Repurposing Foundation Model for Generalizable Medical Time Series Classification
Nan Huang, Haishuai Wang, Zihuai He, Marinka Zitnik, Xiang Zhang
TL;DR
The paper tackles the challenge of generalizing medical time series (MedTS) classification across heterogeneous datasets by introducing FORMED, a framework that repurposes a foundation time-series model. It decouples domain-agnostic representation learning (frozen backbone and a shared decoding attention) from task-specific adaptation (Channel Embeddings and Label Queries), enabling efficient updates with only a tiny parameter budget. In experiments on five MedTS datasets, FORMED achieves state-of-the-art performance on unseen subjects and demonstrates scalable, data-efficient adaptation to unseen tasks, outperforming multiple TSM and TSA baselines (up to 35% absolute improvement on the ADFTD dataset). This work offers a practical pathway for deploying foundation models in healthcare with limited data and diverse recording configurations, emphasizing generalizability and resource efficiency.
Abstract
Medical time series (MedTS) classification suffers from poor generalizability in real-world deployment due to inter- and intra-dataset heterogeneity, such as varying numbers of channels, signal lengths, task definitions, and patient characteristics. To address this, we propose FORMED, a novel framework for repurposing a backbone foundation model, pre-trained on generic time series, to enable highly generalizable MedTS classification on unseen datasets. FORMED combines the backbone with a novel classifier comprising two components: (1) task-specific channel embeddings and label queries, dynamically sized to match any number of channels and target classes, and (2) a shared decoding attention layer, jointly trained across datasets to capture medical domain knowledge through task-agnostic feature-query interactions.
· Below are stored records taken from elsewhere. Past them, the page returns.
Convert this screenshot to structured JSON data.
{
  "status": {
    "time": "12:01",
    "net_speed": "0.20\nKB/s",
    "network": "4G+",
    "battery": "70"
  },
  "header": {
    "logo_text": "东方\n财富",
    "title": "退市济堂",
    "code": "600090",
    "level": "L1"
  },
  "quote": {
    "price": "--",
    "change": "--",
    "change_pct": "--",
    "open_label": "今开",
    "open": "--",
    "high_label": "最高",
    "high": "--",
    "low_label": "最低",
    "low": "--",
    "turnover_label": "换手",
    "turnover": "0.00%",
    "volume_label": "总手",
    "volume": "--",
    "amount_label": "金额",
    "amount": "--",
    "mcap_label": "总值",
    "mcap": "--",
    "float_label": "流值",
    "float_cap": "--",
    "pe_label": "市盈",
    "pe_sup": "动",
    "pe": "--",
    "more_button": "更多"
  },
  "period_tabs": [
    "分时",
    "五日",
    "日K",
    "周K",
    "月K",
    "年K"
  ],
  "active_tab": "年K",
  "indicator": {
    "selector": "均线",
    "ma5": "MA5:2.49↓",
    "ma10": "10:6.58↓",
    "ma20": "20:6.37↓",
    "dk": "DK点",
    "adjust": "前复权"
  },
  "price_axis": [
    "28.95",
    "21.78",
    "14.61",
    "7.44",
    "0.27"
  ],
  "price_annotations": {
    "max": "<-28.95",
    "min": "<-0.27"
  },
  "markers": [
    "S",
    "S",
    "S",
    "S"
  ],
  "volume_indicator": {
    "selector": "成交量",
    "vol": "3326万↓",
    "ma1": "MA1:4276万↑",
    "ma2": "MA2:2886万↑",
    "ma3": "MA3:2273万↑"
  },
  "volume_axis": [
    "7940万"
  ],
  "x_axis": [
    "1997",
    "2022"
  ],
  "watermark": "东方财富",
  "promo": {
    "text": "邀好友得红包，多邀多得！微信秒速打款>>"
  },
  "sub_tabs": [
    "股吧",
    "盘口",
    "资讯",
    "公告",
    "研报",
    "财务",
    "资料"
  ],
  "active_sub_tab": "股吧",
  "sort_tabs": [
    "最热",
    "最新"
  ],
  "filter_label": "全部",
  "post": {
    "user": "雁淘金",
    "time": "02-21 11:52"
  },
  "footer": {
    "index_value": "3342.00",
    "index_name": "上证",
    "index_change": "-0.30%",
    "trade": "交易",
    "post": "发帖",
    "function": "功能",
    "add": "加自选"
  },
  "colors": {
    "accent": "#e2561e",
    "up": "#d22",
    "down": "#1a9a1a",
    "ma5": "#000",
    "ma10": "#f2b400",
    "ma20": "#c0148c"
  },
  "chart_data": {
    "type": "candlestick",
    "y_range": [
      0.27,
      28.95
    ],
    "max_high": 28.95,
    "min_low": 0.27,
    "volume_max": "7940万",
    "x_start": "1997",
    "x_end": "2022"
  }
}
After repurposing, FORMED achieves seamless adaptation to unseen MedTS datasets through lightweight label query training (0.1% of parameters), eliminating the need for full fine-tuning or architectural redesign. We evaluate FORMED on 5 diverse MedTS datasets, benchmarking against 11 Task-Specific Models (TSM) and 4 Task-Specific Adaptation (TSA) methods. Our results demonstrate FORMED's dominant performance, achieving up to 35% absolute improvement in F1-score (on ADFTD dataset) over specialized baselines. Further analysis reveals consistent generalization across varying channel configurations, time series lengths, and clinical tasks, which are key challenges in real-world deployment. By decoupling domain-invariant representation learning from task-specific adaptation, FORMED establishes a scalable and resource-efficient paradigm for foundation model repurposing in healthcare. This approach prioritizes clinical adaptability over rigid task-centric design, offering a practical pathway for real-world implementation.